2012 yılında aynı amaca yönelik olarak uygulanmak üzere "2012/3305 sayılı Yatırımlarda Devlet Yardımları Hakkında Karar" yürürlüğe konuldu. Yatırımcılarımızın ve ülkemizin ihtiyaçları ile uluslararası yükümlülüklerimiz çerçevesinde sürekli güncellenen dinamik bir teşvik sistemi oluşturulmuş oldu.

2009 yılında başlanıp, 2012 yılında aynı amaç için yenilenen kararlarda; Kalkınmada Öncelikli Yöre (KÖY) kavramı yerine, bölgesel gelişmişlik düzeylerini gözeterek kademeler oluşturduk.

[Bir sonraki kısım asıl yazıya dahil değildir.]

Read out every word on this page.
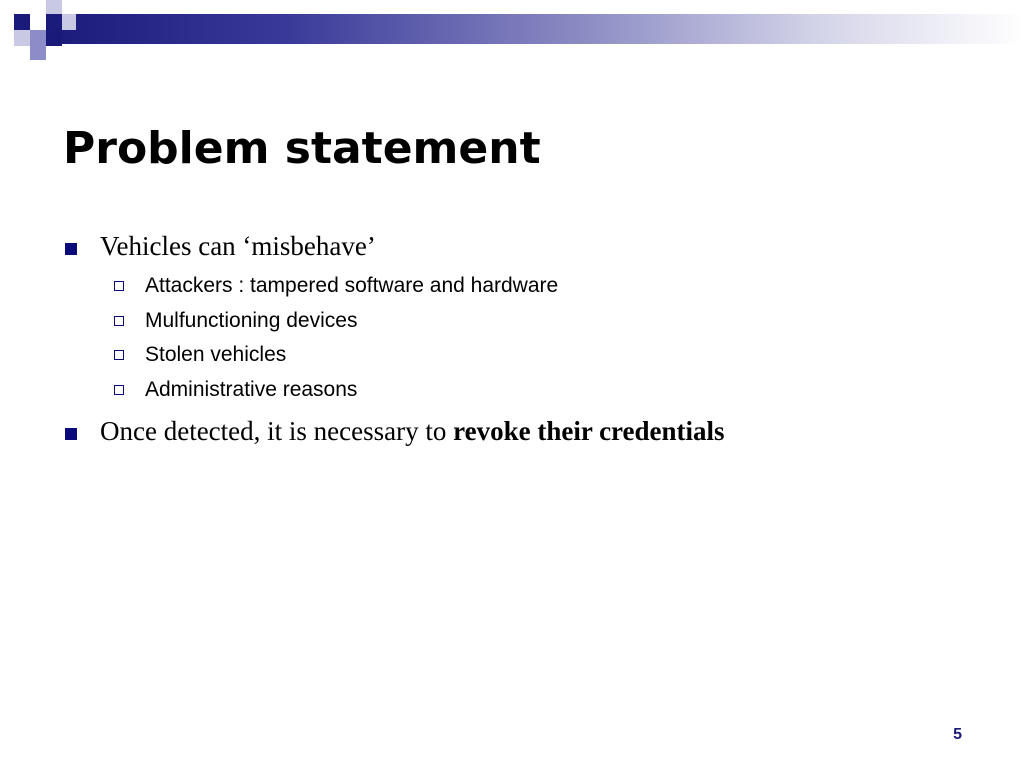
Problem statement
Vehicles can ‘misbehave’
Attackers : tampered software and hardware
Mulfunctioning devices
Stolen vehicles
Administrative reasons
Once detected, it is necessary to revoke their credentials
5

Ayrıca bu kararda sektörel önceliklendirmeler de yaparak yatırımların doğru yerlerde doğru alanlara yönlendirilmesini sağladık.

Bununla birlikte, gerek vergisel gerekse de istihdama yönelik destek unsurlarını çeşitlendirdik. Yatırım teşviklerindeki uygulamaların ve destek unsurlarının detaylarına, ayrıca 2016 yılında yürürlüğe giren Proje Bazlı Teşvik Sistemi ile 2019 yılında uygulamaya konulan Teknoloji Odaklı Sanayi Hamlesi Programı'na ilişkin merak edilenleri gelecek bölümlerde bulabileceksiniz.

Yukarıda genel çerçevesini çizdiğimiz yatırım teşvikleri genel ekonomik politikalardan bağımsız olarak düşünülemez. Bu kapsamda yatırım teşvik politikaları, yatırım ortamının iyileştirilmesine yönelik politikalarla da bütünlük arz eden ve kamunun ekonomiye müdahalesinde en etkin araçlarından biri olarak önemini korumaktadır. Önümüzdeki dönemde yatırım ve ticaret alanında önemini daha da artıracaktır.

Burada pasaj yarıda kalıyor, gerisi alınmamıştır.